For #EvolutionEvents Episode 6, we turn to birds and dinosaurs! Birds, seabirds and otherwise, are critical to healthy ecosystems in the Salish Sea. A famous species in the Salish Sea is pictured here (right image), the bald eagle (Haliaeetus leucocephalus).
Many of you may already know that today’s birds are “modern dinosaurs”, sharing high relation to some of the most awe-inspiring and frightening dinosaurs we know from history.
How did this happen?
Well, over many millions of years and processes of evolution. A critical piece of evidence to us today was discovered in 1861, a fossil representing a creature called Archaeopteryx (a dinosaur-bird “hybrid” from the late-Jurassic, left image). The idea that dinosaurs had led to birds, hatched and took off in the 1960’s, with the discovery of a fascinating predatory, small and feathered dinosaur fossil; a creature called Deinonychus that could answer a lot of “dinosaur to bird” questions, as if a missing puzzle piece. This creature was believed to give rise to modern birds today.

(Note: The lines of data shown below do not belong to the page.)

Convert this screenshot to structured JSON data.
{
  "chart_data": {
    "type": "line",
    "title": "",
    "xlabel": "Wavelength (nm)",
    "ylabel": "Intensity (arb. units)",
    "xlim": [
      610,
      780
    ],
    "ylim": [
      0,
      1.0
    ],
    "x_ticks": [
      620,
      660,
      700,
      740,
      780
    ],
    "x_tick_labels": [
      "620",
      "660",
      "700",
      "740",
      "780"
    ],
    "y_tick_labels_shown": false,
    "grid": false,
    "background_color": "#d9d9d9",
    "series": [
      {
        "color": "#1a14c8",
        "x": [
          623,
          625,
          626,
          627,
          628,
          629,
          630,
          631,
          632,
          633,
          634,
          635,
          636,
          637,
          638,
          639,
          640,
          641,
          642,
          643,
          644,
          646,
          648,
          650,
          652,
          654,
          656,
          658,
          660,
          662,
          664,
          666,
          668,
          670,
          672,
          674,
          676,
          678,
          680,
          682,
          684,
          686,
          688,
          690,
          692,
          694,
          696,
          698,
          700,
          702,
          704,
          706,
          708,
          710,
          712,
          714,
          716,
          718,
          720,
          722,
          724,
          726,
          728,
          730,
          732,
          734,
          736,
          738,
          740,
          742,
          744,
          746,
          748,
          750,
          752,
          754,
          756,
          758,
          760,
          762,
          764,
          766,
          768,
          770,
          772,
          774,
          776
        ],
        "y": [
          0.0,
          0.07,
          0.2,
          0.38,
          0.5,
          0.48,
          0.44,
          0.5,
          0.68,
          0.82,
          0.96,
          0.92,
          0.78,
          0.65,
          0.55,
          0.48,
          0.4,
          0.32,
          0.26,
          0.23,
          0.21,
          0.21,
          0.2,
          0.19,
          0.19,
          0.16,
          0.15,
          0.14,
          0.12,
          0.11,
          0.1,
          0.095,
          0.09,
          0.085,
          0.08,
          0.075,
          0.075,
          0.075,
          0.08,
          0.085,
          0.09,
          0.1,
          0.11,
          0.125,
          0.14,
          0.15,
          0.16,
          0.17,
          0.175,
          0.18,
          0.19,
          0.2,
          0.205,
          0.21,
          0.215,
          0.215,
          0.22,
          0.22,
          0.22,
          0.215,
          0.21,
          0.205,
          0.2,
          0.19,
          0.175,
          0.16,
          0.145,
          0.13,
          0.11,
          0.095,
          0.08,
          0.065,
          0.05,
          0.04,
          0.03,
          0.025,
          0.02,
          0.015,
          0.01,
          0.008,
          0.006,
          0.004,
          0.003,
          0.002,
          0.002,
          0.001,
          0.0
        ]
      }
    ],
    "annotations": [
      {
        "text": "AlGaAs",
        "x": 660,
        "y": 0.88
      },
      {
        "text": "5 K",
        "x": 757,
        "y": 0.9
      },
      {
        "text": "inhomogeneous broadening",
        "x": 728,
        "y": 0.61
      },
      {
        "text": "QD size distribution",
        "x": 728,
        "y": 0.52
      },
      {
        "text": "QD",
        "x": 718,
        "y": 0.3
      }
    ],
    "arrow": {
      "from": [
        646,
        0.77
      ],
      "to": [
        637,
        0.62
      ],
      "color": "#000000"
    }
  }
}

The mechanisms into how small, modern-looking birds evolved from massive dinosaur giants required a fair amount of time…the changes necessary to “be a bird” started to occur about 200-160 million years ago; this does not mean that birds existed at this point in time. Experts believe that feathers and smaller body sizes, important qualities of modern birds, evolved with certain theropods prior to birds emerging. Later, wings and flight, among other changes, would lead to the beginning of birds. The entire process from dinosaur to bird, though variably discussed, is stated to be fairly step-wise and logical. Today, not all birds utilize flight; but the ancestors of today’s birds utilized flight to set them apart from their dinosaur relatives. The ability to fly was lost with some bird groups in more recent history.
So then, what type of dinosaurs are modern birds related to- the mighty T.Rex or a four-legged creature like the Stegosaurus? Birds evolved from some of our most popularized dinosaurs, theropods, which were two-legged, meat-eating dinosaurs. And yes, the T. Rex was a theropod!
Why did birds emerge?
Scientists suggest that some smaller theropods began to move into trees seeking food, safety and living space, evidently opening up vast new niches in the process. Over time, it is suggested that natural selection favoured smaller birds who would be better suited for tree-living and eventually flying. To quicken the pace of being small, it is suspected that there may have even been embryonic events that, in short, make scientists relate adult birds to baby dinosaurs. These events also helped to change skull shape and give new opportunities for the beak to appear.
Many bird groups were also lost from the Cretaceous extinction (K-T) that was known for the extinction of non-avian dinosaurs. Some bird groups, of course, did survive and persist to be today’s wonderfully diverse songbirds, seabirds and more.